Investigation of High Loading and Evaluation of Sustained-Release Behavior of Polyurea Microcapsules Immobilizing Aluminum Nitrate

In this study, polyurea microcapsules immobilizing aluminum nitrate were prepared and characterized with the aim of applying them as materials that impart self-healing functionality to anticorrosion coatings. During the corrosion process of metals, anodes and cathodes are generated, causing localized pH changes on the surface of the metal substrate. Therefore, the sustained-release behavior of aluminum nitrate in response to environmental pH changes was evaluated. Examination of the theoretical loading of aluminum nitrate revealed that a theoretical loading of 2.36% resulted in the highest encapsulation efficiency. Furthermore, the prepared microcapsules exhibited different sustained-release behaviors of aluminum nitrate depending on changes in environmental pH.

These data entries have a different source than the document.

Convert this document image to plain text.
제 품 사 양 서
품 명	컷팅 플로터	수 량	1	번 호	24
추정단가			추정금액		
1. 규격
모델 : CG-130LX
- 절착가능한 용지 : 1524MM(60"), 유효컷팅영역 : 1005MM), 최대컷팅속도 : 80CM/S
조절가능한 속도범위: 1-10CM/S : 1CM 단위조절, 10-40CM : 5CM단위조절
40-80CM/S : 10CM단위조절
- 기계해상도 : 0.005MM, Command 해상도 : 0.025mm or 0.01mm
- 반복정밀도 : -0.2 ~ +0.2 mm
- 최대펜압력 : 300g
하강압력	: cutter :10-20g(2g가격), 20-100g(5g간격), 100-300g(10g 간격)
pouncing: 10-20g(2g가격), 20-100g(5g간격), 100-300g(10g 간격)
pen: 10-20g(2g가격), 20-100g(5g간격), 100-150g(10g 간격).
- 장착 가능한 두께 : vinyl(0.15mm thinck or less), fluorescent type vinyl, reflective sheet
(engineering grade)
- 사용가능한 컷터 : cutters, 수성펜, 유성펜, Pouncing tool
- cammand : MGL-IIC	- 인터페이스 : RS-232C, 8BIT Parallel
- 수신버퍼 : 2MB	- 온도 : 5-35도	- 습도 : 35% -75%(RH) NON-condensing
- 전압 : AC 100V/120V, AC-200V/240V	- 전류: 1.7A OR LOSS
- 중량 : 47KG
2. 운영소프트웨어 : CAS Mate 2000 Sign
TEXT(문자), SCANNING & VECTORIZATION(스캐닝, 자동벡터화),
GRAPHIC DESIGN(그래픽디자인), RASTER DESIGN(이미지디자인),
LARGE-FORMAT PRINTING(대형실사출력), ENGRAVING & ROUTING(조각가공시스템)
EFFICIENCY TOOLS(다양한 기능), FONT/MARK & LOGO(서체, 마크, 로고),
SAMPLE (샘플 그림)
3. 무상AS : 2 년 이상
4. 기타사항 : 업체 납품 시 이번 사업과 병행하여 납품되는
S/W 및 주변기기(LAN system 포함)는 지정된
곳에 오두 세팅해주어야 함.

Effect of Hydrophilic Binder on Performance of Porous Carbon Electrode of Enzymatic Biofuel Cell

In this study, a microporous carbon electrode with polyvinyl alcohol (PVA), a hydrophilic binder, was prepared as enzyme immobilization electrodes of biofuel cells. Furthermore, the effect of PVA content on the electrode structure and its performance was evaluated based on electrochemical measurements. According to the analysis of particle-size distribution, the PVA content in the electrode slurry is preferably set more than 10 wt% to improve the dispersibility of carbon particles. The authors investigated the impregnation of electrolytic solution and the reaction characteristics of the microporous carbon electrode using cyclic voltammetry. It was found that an increase in PVA content induces its coverage on the electrode surface, resulting in inhibiting the reactant supply to reaction sites. When used as enzyme-immobilized electrode of lactate biofuel cells, the addition of 15 wt% PVA derives the optimum electrode performance.

Development of Liquid Fertilizer Using Recovered Phosphorus from Sewage Sludge Ash and Application to Cultivation of Crop (Japanese Mustard Spinach)

Phosphorus is an essential nutrient for plant growth, and Japan’s agriculture relies entirely on imports for its supply. Then the security of domestic phosphorus resource becomes the critical issue. This study aimed to recover phosphorus efficiently from sewage sludge ash, and to develop liquid fertilizer by the recovered phosphorus for cultivating plants. By employing two-step elution process that combines acid and alkali leaching methods, high phosphorus recovery efficiency was achieved while effectively removing heavy metals. The final precipitate obtained was primarily composed of high-purity hydroxyapatite, which was suitable for use as a fertilizer component. Furthermore, hydroponic cultivation experiments using the produced liquid fertilizer demonstrated growth-promoting effects on Komatsuna (Brassica rapa var. perviridis) comparable to those of commercial fertilizers. This technology is expected to contribute to the sustainable utilization of phosphorus resources in Japan and provide solutions to waste management issues, offering potential applications in the future.